As the impact of the pandemic is felt across society, including individuals’ physical, financial and mental health and wellbeing, we are seeing, more than ever, the need for every actor to be responsible – whether it’s governments, business or even individuals’ willingness to respect restrictions.

“We are all in it together. This will likely drive impact capital towards healthcare services generally, but also community support initiatives,” says Nissan. “All of these considerations will cause businesses to invest more in social licence to operate as they realise the importance of sharing value created with local communities. We are already seeing this in many different ways.”

Weathering the storm

Of course, impact funds have financial return expectations to meet, in addition to their targets for driving environmental and societal change. As most impact funds have grown up in the wake of the financial crisis, the asset class is largely unproven in a downturn. It will not be immune to a global recession. “Impact funds bear the same risks, and advantages, as the broader universe of alternative investment vehicles,” explains Etzel.

The GIIN’s Bouri says: “Most funds, including impact funds, will be affected by this crisis in the near term.”

Bouri adds, however, that because impact investors are typically focused on a longer time horizon, he does expect impact investment, overall, to be fairly resilient.

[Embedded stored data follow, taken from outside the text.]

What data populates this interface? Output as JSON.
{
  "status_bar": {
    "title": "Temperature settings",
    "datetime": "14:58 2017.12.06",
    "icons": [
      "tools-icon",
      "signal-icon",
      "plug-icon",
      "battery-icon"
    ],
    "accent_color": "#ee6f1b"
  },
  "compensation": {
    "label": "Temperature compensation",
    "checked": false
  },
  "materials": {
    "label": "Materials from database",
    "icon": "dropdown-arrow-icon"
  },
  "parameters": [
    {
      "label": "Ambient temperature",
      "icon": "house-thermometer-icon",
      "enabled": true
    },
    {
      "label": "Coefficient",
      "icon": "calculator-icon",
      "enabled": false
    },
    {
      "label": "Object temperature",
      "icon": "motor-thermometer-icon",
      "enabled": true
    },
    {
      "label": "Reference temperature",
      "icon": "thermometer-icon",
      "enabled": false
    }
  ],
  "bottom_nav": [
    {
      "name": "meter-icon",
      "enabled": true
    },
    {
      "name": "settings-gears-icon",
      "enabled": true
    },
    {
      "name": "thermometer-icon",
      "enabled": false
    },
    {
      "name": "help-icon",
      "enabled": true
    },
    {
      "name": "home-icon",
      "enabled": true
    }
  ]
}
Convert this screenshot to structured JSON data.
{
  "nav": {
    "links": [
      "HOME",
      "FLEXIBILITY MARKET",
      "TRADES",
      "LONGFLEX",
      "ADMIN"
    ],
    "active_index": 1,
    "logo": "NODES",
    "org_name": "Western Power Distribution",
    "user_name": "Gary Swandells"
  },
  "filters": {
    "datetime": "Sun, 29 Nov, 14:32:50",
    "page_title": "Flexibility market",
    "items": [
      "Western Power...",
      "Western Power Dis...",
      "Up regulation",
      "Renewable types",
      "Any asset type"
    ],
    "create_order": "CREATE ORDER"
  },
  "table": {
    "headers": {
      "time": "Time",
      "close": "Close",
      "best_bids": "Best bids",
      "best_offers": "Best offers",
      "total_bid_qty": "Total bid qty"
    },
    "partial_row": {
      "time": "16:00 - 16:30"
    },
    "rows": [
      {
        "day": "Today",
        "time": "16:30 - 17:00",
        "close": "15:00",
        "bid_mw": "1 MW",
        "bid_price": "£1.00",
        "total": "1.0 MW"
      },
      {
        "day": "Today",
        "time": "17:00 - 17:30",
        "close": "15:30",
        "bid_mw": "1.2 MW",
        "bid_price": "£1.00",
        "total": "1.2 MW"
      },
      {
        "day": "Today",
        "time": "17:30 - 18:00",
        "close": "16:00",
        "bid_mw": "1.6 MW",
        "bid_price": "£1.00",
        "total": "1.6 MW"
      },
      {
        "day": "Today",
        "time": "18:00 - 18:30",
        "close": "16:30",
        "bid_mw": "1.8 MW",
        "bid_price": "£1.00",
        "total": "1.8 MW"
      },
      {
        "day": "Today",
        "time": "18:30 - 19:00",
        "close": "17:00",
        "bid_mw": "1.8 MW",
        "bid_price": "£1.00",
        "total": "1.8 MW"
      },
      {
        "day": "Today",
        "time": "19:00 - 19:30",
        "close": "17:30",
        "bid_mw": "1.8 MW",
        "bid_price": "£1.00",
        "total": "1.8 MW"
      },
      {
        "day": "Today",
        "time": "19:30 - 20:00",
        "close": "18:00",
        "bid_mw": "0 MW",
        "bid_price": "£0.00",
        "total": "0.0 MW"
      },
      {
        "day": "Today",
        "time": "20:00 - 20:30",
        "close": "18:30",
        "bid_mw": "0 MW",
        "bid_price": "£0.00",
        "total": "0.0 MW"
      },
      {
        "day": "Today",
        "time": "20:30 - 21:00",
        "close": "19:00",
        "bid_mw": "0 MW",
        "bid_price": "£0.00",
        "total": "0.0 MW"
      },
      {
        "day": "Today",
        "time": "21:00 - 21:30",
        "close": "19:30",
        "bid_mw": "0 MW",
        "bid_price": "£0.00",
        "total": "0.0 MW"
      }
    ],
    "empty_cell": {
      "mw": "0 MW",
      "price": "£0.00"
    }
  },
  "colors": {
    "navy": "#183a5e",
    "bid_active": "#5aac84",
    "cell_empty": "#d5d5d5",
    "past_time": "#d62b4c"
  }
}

Nuveen’s co-head of impact investing, Rekha Unnithan, also talks of her confidence in her own impact portfolio – which is focused on providing basic services, such as finance, to underserved client segments, as well as waste reduction and energy efficiency. “Over the medium to long term, Nuveen’s impact investment strategy will be resilient to idiosyncratic impacts of a large-scale covid-19 related shock as we invest in markets and sectors that are mostly uncorrelated to public markets and on basic services – fundamental consumer and business demand that is resilient to economic downturns,” she says, adding that crisis can also bring opportunity.

“Our insights and thesis-driven approach to inclusive growth and resource efficiency will allow us to potentially find value in pricing dislocations or market driven forces that are anticipated to be temporary.”

Measuring outcomes

The ability of the private equity impact industry to measure both financial and impact performance through these tumultuous times will become more important than ever. “We see GPs increasingly formalising their commitments to impact measurement and management,” says Etzel. “This depth of commitment is critical as global financial markets approach an unprecedented set of challenges, as these commitments ensure impact is integral to the work of these funds, not just a nice to have.”

“Impact measurement will be critical following this crisis,” adds Bouri. “Many investors will be looking at how they can contribute to the global recovery and will be seeking data on a broader set of impacts generated by their investments. Systems which allow investors to understand their impacts across a range of sectors and issues, will be increasingly important to all investors.”